McKillop advocated for the following key bills that would provide needed regulatory reform:

  • The Common Sense Economic Recovery Act of 2011, H.R. 1723
  • A bill to instruct the Federal Deposit Insurance Corporation Inspector General to study the impact of insured depository institution failures, H.R. 2056
  • The Communities First Act, H.R. 1697

Enactment of these bills would go a long way toward improving the oppressive examination environment and the economic recovery in local communities across the nation.

“The exam environment is discouraging lending at the very time that bank credit is needed to sustain the economic recovery,” McKillop said during his testimony. “What is particularly frustrating to community bankers is that field examination practices are often not consistent with the directives from Washington. The misplaced zeal and arbitrary demands of examiners can have a chilling effect on credit.”

McKillop went on to outline specific community bank concerns, including write-downs of performing loans based on collateral value despite the cash flow of the borrower, second-guessing of appraisals and moving the capital goalposts beyond what is required by regulation.

“While all banks accept the need for balanced regulatory oversight, the pendulum has swung too far in the direction of over-regulation,” McKillop said. “ICBA supports H.R. 1723 because it will reaffirm existing agency guidance on loan classifications and bring more consistency to the examination process. The bill provides that a loan must be put on accrual status if it has been paid on a current basis for the past six months, among other conditions.”

Establishing conservative, bright-line criteria will allow lenders to modify loans, as appropriate, without fear of being penalized. If H.R. 1723 becomes law, it will give bankers the flexibility to work with struggling but viable borrowers and help banks maintain the capital they need to support their communities.

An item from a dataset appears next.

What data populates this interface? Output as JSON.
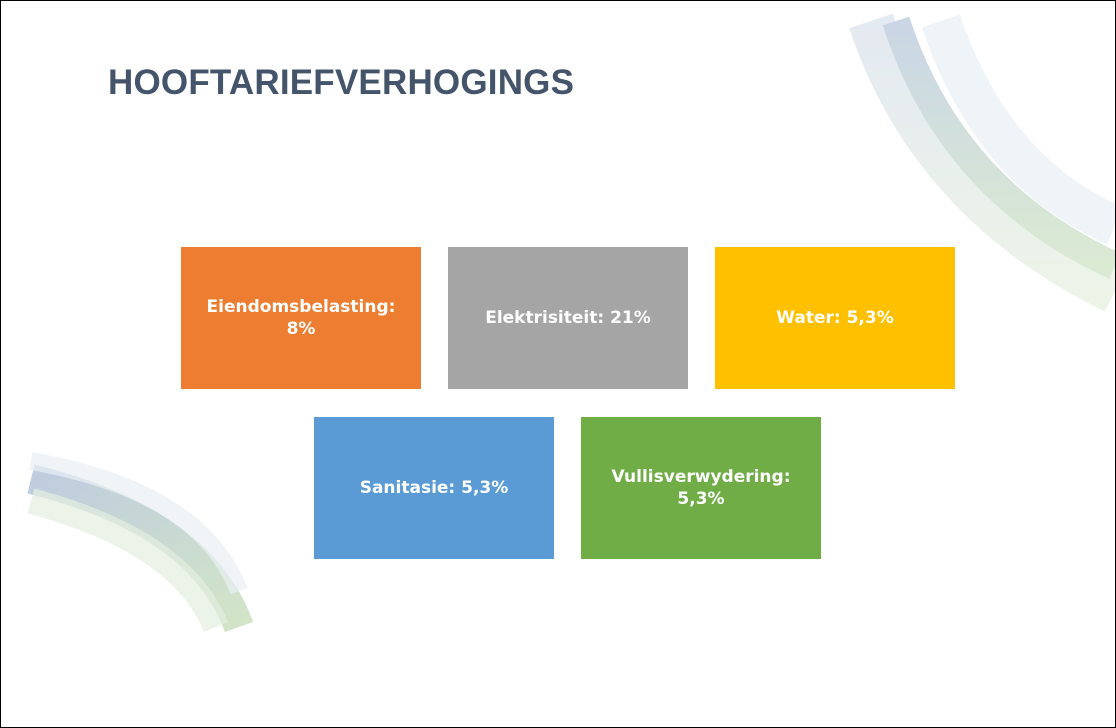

“ICBA also supports H.R. 2056, which would require the Inspector General of the FDIC to study examination and resolution policies that may contribute to the current difficult environment for banks,” McKillop continued. “The study would focus on many of the concerns that we have identified in the current exam environment, such as paper losses that cause an institution to raise more capital and commercial real estate loan workouts.”

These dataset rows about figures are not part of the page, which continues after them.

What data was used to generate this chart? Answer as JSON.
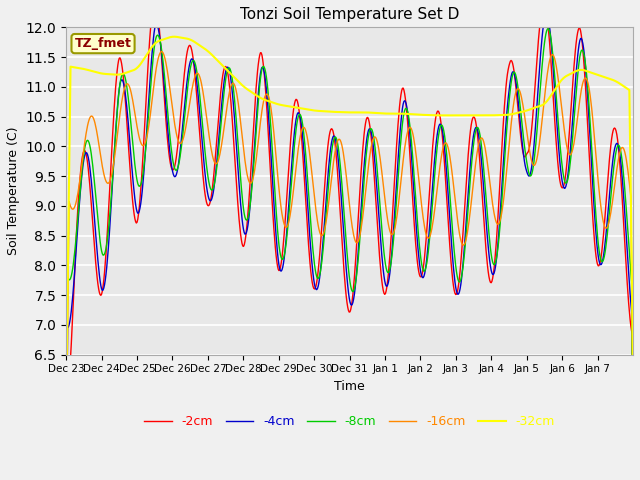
{
  "title": "Tonzi Soil Temperature Set D",
  "xlabel": "Time",
  "ylabel": "Soil Temperature (C)",
  "ylim": [
    6.5,
    12.0
  ],
  "yticks": [
    6.5,
    7.0,
    7.5,
    8.0,
    8.5,
    9.0,
    9.5,
    10.0,
    10.5,
    11.0,
    11.5,
    12.0
  ],
  "fig_facecolor": "#f0f0f0",
  "plot_bg_color": "#e8e8e8",
  "legend_label": "TZ_fmet",
  "legend_text_color": "#8b0000",
  "series_colors": {
    "-2cm": "#ff0000",
    "-4cm": "#0000cc",
    "-8cm": "#00cc00",
    "-16cm": "#ff8800",
    "-32cm": "#ffff00"
  },
  "tick_labels": [
    "Dec 23",
    "Dec 24",
    "Dec 25",
    "Dec 26",
    "Dec 27",
    "Dec 28",
    "Dec 29",
    "Dec 30",
    "Dec 31",
    "Jan 1",
    "Jan 2",
    "Jan 3",
    "Jan 4",
    "Jan 5",
    "Jan 6",
    "Jan 7"
  ]
}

ICBA fully supports H.R. 2056 and believes it might also be appropriate for the GAO to work closely with the FDIC inspector general because the topics to be studied—with the exception of loss-sharing agreements—are common to all the federal banking agencies and affect all banks, not only those examined by the FDIC.

McKillop also advocated for the beneficial Communities First Act (H.R. 1697), or CFA, which contains many reforms that would improve the regulatory environment and community bank viability. “CFA would raise the threshold number of bank shareholders that triggers SEC registration from 500 to 2,000—SEC compliance costs are a significant expense for listed banks,” he said. “Another provision would extend the five-year net operating loss carryback provision to free up community bank capital now when it is needed most. We’re very pleased that CFA has growing bipartisan co-sponsorships in the House.”